Oleh: Moh. Mardi (Mahasiswa Doktor UIN KHAS Jember)
Salah satu ulama besar yang berperan penting dalam mensyiarkan agama Islam di Indonesia adalah Syaikhona Muhammad Kholil. Beliau yang dilahirkan pada tanggal 9 shafar 1252 H. bertepatan dengan tanggal 25 Mei 1835 M. di salah satu desa di Kabupaten Bangkalan Madura merupakan ulama besar yang banyak mencetak para pahlawan dan pejuang di Indonesia khususnya di pulau jawa.
Peran penting Syaikhona Muhammad Kholil dalam membumikan Islam di Indonesia menggunakan dua pendekatan sebagai berikut:
Pertama, melalui jalan tasawuf. Peran Syaikhona Muhammad Kholil Bangkalan di kalangan pesantren memang tak diragukan lagi.
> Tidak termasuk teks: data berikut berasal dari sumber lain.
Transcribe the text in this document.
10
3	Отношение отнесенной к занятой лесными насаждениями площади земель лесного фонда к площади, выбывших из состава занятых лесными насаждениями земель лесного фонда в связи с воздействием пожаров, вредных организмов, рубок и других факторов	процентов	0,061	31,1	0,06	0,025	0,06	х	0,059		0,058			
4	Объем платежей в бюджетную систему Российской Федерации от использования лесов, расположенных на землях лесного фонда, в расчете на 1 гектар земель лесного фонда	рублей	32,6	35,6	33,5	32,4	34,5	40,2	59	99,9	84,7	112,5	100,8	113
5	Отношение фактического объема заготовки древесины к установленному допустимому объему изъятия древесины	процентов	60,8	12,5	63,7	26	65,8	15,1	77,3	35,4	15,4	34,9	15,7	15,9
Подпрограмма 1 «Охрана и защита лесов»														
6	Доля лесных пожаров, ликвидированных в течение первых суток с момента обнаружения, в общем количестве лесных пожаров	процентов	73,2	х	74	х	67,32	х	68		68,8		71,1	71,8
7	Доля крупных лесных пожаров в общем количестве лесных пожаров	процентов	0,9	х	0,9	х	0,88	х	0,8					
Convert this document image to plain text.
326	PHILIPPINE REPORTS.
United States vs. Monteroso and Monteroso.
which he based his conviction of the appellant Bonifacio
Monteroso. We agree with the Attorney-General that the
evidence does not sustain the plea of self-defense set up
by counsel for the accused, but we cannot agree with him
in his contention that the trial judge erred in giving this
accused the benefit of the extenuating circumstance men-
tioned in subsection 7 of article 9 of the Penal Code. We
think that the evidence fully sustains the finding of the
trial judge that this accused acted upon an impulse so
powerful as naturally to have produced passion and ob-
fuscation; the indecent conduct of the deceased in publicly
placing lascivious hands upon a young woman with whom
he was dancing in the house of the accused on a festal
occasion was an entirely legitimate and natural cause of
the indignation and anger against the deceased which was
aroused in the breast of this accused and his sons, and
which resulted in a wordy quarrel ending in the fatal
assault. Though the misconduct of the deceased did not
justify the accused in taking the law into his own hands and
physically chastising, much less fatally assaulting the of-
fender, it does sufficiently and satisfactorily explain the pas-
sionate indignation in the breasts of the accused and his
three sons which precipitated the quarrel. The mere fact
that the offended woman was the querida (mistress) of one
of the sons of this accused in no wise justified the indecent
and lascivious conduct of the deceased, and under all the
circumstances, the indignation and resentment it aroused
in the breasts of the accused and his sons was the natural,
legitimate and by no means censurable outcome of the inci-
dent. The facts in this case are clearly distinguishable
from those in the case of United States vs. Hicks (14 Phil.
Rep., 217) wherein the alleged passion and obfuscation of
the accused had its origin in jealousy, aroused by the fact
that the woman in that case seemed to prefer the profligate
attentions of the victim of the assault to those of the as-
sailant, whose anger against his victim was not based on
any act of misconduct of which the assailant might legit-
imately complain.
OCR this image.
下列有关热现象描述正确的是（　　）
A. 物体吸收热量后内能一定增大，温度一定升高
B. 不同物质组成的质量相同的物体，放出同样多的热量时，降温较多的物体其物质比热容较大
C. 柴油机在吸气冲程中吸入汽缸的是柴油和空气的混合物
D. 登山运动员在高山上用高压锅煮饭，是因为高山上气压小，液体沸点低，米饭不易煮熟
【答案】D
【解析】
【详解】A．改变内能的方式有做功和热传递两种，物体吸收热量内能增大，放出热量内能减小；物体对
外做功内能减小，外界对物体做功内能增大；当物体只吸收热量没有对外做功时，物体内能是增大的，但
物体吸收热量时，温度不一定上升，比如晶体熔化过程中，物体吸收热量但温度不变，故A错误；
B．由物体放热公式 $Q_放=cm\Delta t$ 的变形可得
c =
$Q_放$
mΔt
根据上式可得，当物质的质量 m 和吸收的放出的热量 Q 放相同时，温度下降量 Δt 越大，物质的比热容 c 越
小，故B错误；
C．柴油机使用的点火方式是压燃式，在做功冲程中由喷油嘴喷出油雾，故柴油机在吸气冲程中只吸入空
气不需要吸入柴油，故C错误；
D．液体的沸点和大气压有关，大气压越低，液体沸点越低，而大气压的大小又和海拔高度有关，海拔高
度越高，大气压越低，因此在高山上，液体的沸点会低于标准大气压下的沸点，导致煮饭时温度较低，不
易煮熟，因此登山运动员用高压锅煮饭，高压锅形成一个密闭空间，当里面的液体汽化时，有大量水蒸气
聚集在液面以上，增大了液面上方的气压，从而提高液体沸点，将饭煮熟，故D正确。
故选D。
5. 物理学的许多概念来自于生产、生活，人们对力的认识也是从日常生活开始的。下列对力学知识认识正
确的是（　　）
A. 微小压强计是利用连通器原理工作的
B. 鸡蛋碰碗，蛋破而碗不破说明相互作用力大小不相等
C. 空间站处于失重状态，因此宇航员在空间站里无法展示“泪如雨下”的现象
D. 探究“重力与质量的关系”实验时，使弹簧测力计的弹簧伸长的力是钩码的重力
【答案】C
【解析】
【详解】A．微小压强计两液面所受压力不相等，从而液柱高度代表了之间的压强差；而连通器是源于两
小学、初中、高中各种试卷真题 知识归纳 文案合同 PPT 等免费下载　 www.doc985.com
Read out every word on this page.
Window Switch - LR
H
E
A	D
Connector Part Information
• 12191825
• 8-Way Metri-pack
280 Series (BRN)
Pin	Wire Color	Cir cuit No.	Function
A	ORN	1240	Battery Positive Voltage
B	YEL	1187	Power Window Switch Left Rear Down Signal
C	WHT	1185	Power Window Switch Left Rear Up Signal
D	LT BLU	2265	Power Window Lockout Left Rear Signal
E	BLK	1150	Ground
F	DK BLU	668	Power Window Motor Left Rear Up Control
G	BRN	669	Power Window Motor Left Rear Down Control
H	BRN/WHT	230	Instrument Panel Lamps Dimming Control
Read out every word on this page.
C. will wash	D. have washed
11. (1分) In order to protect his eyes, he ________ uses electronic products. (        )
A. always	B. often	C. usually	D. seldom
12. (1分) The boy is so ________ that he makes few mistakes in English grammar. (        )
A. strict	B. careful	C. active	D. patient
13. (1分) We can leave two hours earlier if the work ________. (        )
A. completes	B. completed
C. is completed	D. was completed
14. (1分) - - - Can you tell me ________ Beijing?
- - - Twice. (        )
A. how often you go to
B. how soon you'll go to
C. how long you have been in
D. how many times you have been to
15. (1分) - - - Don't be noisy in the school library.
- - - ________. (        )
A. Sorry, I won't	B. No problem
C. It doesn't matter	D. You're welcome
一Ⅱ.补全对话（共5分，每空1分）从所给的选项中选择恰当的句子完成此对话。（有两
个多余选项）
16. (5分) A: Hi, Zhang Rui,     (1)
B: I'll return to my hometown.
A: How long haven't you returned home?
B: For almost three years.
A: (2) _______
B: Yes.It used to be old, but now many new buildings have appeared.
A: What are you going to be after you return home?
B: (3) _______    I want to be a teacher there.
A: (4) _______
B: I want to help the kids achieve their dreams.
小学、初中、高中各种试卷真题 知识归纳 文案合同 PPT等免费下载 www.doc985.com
Beliau bisa membumikan ajaran tasawuf sebagai suatu strategi dan pendekatan dalam menyebarkan Islam di Indonesia. Syaikhona Muhammad Kholil merupakan sufisme Indonesia yang terus menerus menyebarkan intelektual kultur pesantren yang berlandaskan Ahlussunnah wal Jamaah dengan karakter Indonesia, karena memang beliau penganut setia Ahlussunah wal Jamaah yang berpegang teguh pada al-Quran, as-Sunnah, Ijma dan Qiyas sebagai pedoman dalam melaksanakan ritual keagamaan.
Peran Syaikhona Muhammad Kholil Bangkalan sebagai hamba sufi dalam menyebarkan praktik tasawwuf di kehidupan masyarakat dan pesantren merupakan bukti nyata akan pentingnya pengamalan ajaran Islam yang sesuai dengan dasar dasar Islam yang murni. Di dalam menyebarkan Islam di Indonesia ini, Syaikhona Muhammad Kholil, mengajarkan tasawuf ala Ahlussunnah wal Jamaah yaitu tasawuf yang berlandaskan pada al-Quran dan as-Sunnah sebagai rujukan utama dalam menjalankan praktik ahwal wa mawamat, ciri khas tasawuf sunni atau bisa dikatakan tasawuf nusantara yang sangat melekat dalam tradisi Islam Indonesia dan juga sebagai landasan utama dalam membersihkan jiwa (tazkia an-nufus) dari perbuatan tercela.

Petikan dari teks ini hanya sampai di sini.